Author: Steve Sternberg. Source: MediaPost
Once upon a time, there was an ongoing industry debate about whether there was a correlation between program engagement and commercial attentiveness. For every study that indicated people paid more attention to ads during their favorite programs, another study came out that said the more intensely you were viewing your favorite shows, the less attentive you were during commercial breaks.
Since program ratings were the currency of the day, “potential commercial exposure” was the research mantra, and minute-by-minute audience measurement was not readily available, this amounted to little more than an interesting academic debate throughout the 1980s, 1990s, and early 2000s.
Then came the DVR, time-shifted audience measurement, and commercial minute ratings. For the first time, it was easier for viewers to avoid commercials in their favorite shows (the ones they recorded most for later viewing).
At their height, with 90% penetration of U.S. TV homes, VCRs only accounted for about 5% of prime-time rating points. DVRs, on the other hand, typically account for more than half of all viewing to original scripted series, both on broadcast and cable networks.
Most people in the industry don’t even look at live ratings anymore, and they are almost never reported in the press. Even discussions of delayed viewing typically compare those stats to Live + Same Day data. While C3 and sometimes C7 are used for the buying and selling of TV commercial time, these “C” streams of data don’t tell us how many viewers are exposed to the ads.
Research should focus on the differences in commercial impact between live and time-shifted viewing. I’ve conducted research showing that brand message recall is about three times higher among live viewers. Given that virtually every study regarding DVRs that I’ve ever seen has shown that about three-quarters of DVR viewers claim to fast-forward though commercials always or often, this 3:1 ratio makes perfect sense.
Since broadcast networks have a much higher percentage of their schedules as original scripted series, they track significantly more DVR usage and delayed viewing. During the Q4 2016, for example, the percentage of prime-time live viewing among adults 18-49 ranged from 74% for CW to 84% for NBC.
For the most part, broadcast networks are so much higher-rated than cable networks, that it isn’t particularly relevant to compare them in terms of live viewing. It has more relevance when comparing cable networks to one another (since only three- or four-tenths of a rating point separates the top 40 rated cable entertainment networks in prime time).
Networks that air mostly off-network series, namely Nick-at-Nite, ION, Adult Swim, and TV Land, lead the way in live viewing, with 95% or more of their prime-time viewing among adults 18-49 and 25-54 being live. BET, FXX, Freeform, TBS, Animal Planet, TNT, HGTV, and TruTV have more than 90% of their prime-time audiences live.
Nielsen now releases extensive data for days eight to 35 after the initial broadcast. I had a chance to glimpse some broadcast network data for a week in December. While obviously not representative of the full season, it does provide a snapshot. For regularly scheduled prime-time series, about 15% had a lift beyond seven days of 10%-14%, and 55% had a lift of 5%-9%. That’s significant.

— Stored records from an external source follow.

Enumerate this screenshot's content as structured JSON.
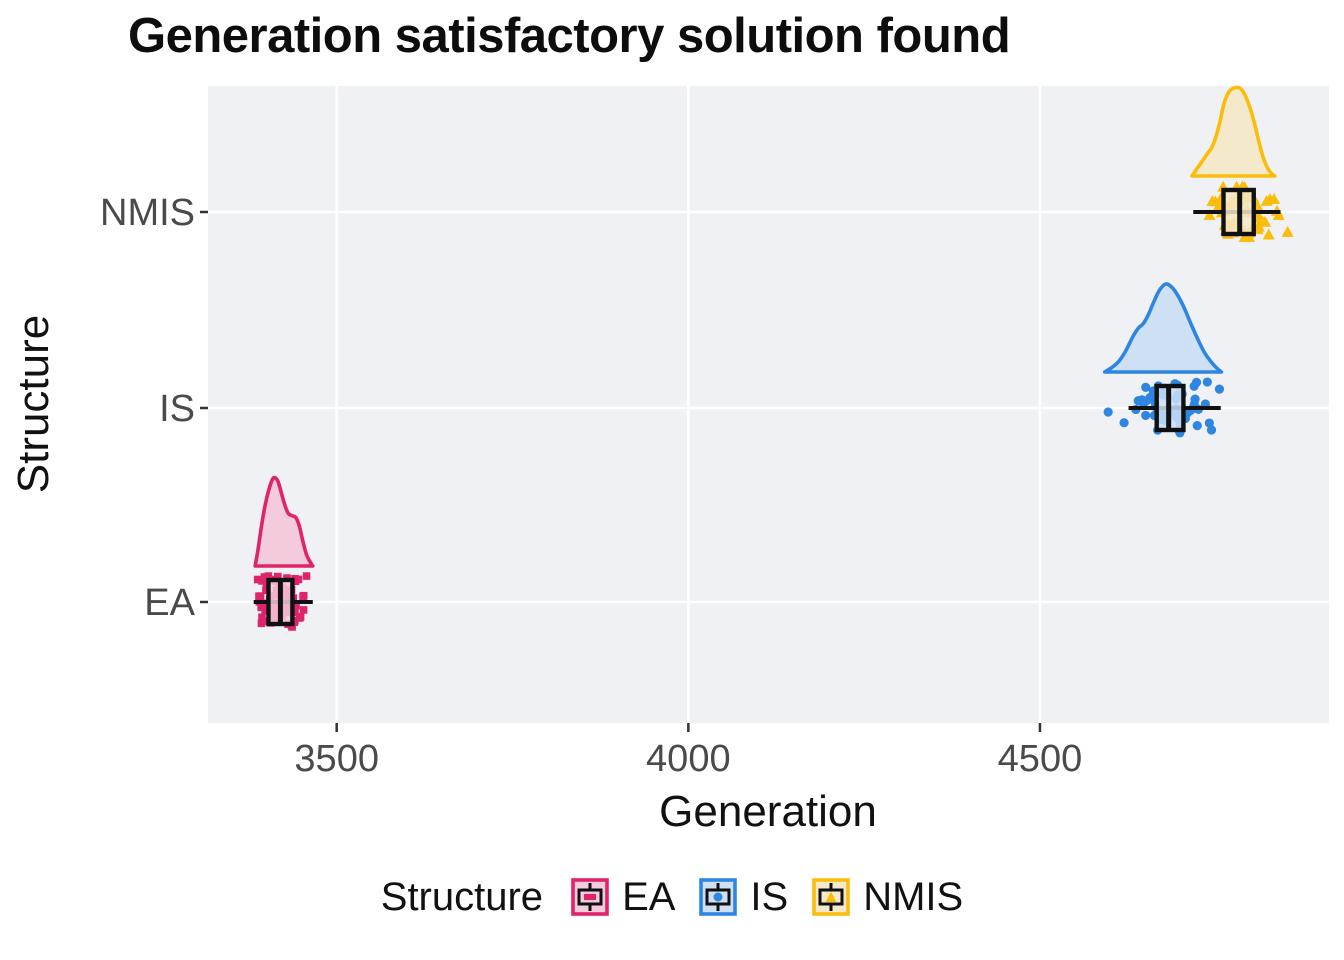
{
  "legend": {
    "title": "Structure"
  },
  "colors": {
    "panel_background": "#EFF1F4",
    "gridline": "#FFFFFF",
    "tick_mark": "#333333",
    "tick_label_text": "#4A4A4A",
    "axis_title_text": "#111111",
    "title_text": "#0D0D0D"
  },
  "chart_data": {
    "type": "raincloud (half-violin + boxplot + jittered points), horizontal",
    "title": "Generation satisfactory solution found",
    "xlabel": "Generation",
    "ylabel": "Structure",
    "x_domain": [
      3317,
      4911
    ],
    "x_ticks": [
      3500,
      4000,
      4500
    ],
    "x_tick_labels": [
      "3500",
      "4000",
      "4500"
    ],
    "y_categories_top_to_bottom": [
      "NMIS",
      "IS",
      "EA"
    ],
    "grid": "white major gridlines on light grey panel",
    "legend_position": "bottom",
    "series": [
      {
        "name": "EA",
        "marker": "square",
        "color": "#E0246B",
        "fill": "#F4CBDC",
        "box": {
          "whisker_low": 3382,
          "q1": 3403,
          "median": 3420,
          "q3": 3437,
          "whisker_high": 3466
        },
        "points": {
          "min": 3373,
          "max": 3476,
          "center": 3420,
          "sd": 18,
          "count": 75
        },
        "outliers": [],
        "violin": [
          [
            3384,
            0.0
          ],
          [
            3388,
            0.18
          ],
          [
            3393,
            0.45
          ],
          [
            3398,
            0.68
          ],
          [
            3404,
            0.88
          ],
          [
            3410,
            1.0
          ],
          [
            3416,
            0.97
          ],
          [
            3421,
            0.84
          ],
          [
            3426,
            0.7
          ],
          [
            3431,
            0.6
          ],
          [
            3437,
            0.57
          ],
          [
            3442,
            0.55
          ],
          [
            3447,
            0.45
          ],
          [
            3452,
            0.28
          ],
          [
            3457,
            0.13
          ],
          [
            3462,
            0.05
          ],
          [
            3466,
            0.0
          ]
        ]
      },
      {
        "name": "IS",
        "marker": "circle",
        "color": "#2E86E0",
        "fill": "#CDE0F4",
        "box": {
          "whisker_low": 4626,
          "q1": 4666,
          "median": 4683,
          "q3": 4704,
          "whisker_high": 4757
        },
        "points": {
          "min": 4596,
          "max": 4770,
          "center": 4684,
          "sd": 32,
          "count": 60
        },
        "outliers": [
          4597
        ],
        "violin": [
          [
            4592,
            0.0
          ],
          [
            4602,
            0.05
          ],
          [
            4612,
            0.12
          ],
          [
            4622,
            0.24
          ],
          [
            4632,
            0.4
          ],
          [
            4640,
            0.5
          ],
          [
            4647,
            0.55
          ],
          [
            4654,
            0.65
          ],
          [
            4662,
            0.8
          ],
          [
            4670,
            0.93
          ],
          [
            4679,
            1.0
          ],
          [
            4688,
            0.96
          ],
          [
            4696,
            0.87
          ],
          [
            4705,
            0.73
          ],
          [
            4714,
            0.56
          ],
          [
            4724,
            0.38
          ],
          [
            4734,
            0.22
          ],
          [
            4744,
            0.11
          ],
          [
            4752,
            0.04
          ],
          [
            4758,
            0.0
          ]
        ]
      },
      {
        "name": "NMIS",
        "marker": "triangle",
        "color": "#FBBD0B",
        "fill": "#F5E9CB",
        "box": {
          "whisker_low": 4718,
          "q1": 4761,
          "median": 4784,
          "q3": 4804,
          "whisker_high": 4842
        },
        "points": {
          "min": 4707,
          "max": 4856,
          "center": 4786,
          "sd": 28,
          "count": 62
        },
        "outliers": [],
        "violin": [
          [
            4716,
            0.0
          ],
          [
            4723,
            0.08
          ],
          [
            4730,
            0.16
          ],
          [
            4737,
            0.24
          ],
          [
            4744,
            0.32
          ],
          [
            4750,
            0.44
          ],
          [
            4756,
            0.62
          ],
          [
            4762,
            0.83
          ],
          [
            4769,
            0.96
          ],
          [
            4776,
            1.0
          ],
          [
            4784,
            1.0
          ],
          [
            4791,
            0.93
          ],
          [
            4798,
            0.79
          ],
          [
            4805,
            0.6
          ],
          [
            4811,
            0.4
          ],
          [
            4817,
            0.22
          ],
          [
            4823,
            0.1
          ],
          [
            4829,
            0.03
          ],
          [
            4834,
            0.0
          ]
        ]
      }
    ]
  }
}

Roughly 30% had a lift of less than 5%. I did not see data for cable networks, but I have little doubt that most original scripted cable series likely demonstrate lifts of more than 5%.

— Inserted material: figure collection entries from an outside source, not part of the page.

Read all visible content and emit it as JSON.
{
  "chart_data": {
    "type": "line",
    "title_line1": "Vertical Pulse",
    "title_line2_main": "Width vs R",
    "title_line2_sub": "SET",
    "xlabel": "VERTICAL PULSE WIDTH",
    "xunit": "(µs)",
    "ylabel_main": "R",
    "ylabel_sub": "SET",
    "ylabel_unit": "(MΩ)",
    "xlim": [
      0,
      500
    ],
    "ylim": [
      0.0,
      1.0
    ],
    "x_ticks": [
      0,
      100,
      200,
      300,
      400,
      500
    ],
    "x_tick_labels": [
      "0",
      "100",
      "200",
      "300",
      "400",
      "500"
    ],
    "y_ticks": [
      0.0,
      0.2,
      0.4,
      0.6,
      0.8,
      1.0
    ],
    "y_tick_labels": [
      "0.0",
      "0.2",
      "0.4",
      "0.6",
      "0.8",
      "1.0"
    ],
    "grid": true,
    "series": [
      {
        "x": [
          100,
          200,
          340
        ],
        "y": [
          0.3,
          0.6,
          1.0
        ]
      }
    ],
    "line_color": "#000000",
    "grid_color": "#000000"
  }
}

The bottom line here is that as everyone is so focused on viewing to other screens, it’s easy to lose sight of the fact that there’s still more traditional TV viewing on in-home television set than on all other screens combined. More and more viewing is not done live, particularly in prime time.
While we continue to see industry research into whether or not advertising works (hint, it does), whether or not advertising on multiple platforms increases sales (hint, it does), there is virtually nothing on the impact of live versus DVR or other types of delayed viewing. It’s not hard to do. I’d love to see something on this come from the Advertising Research Foundation, the Coalition for Innovative Media Measurement, or the Council for Research Excellence.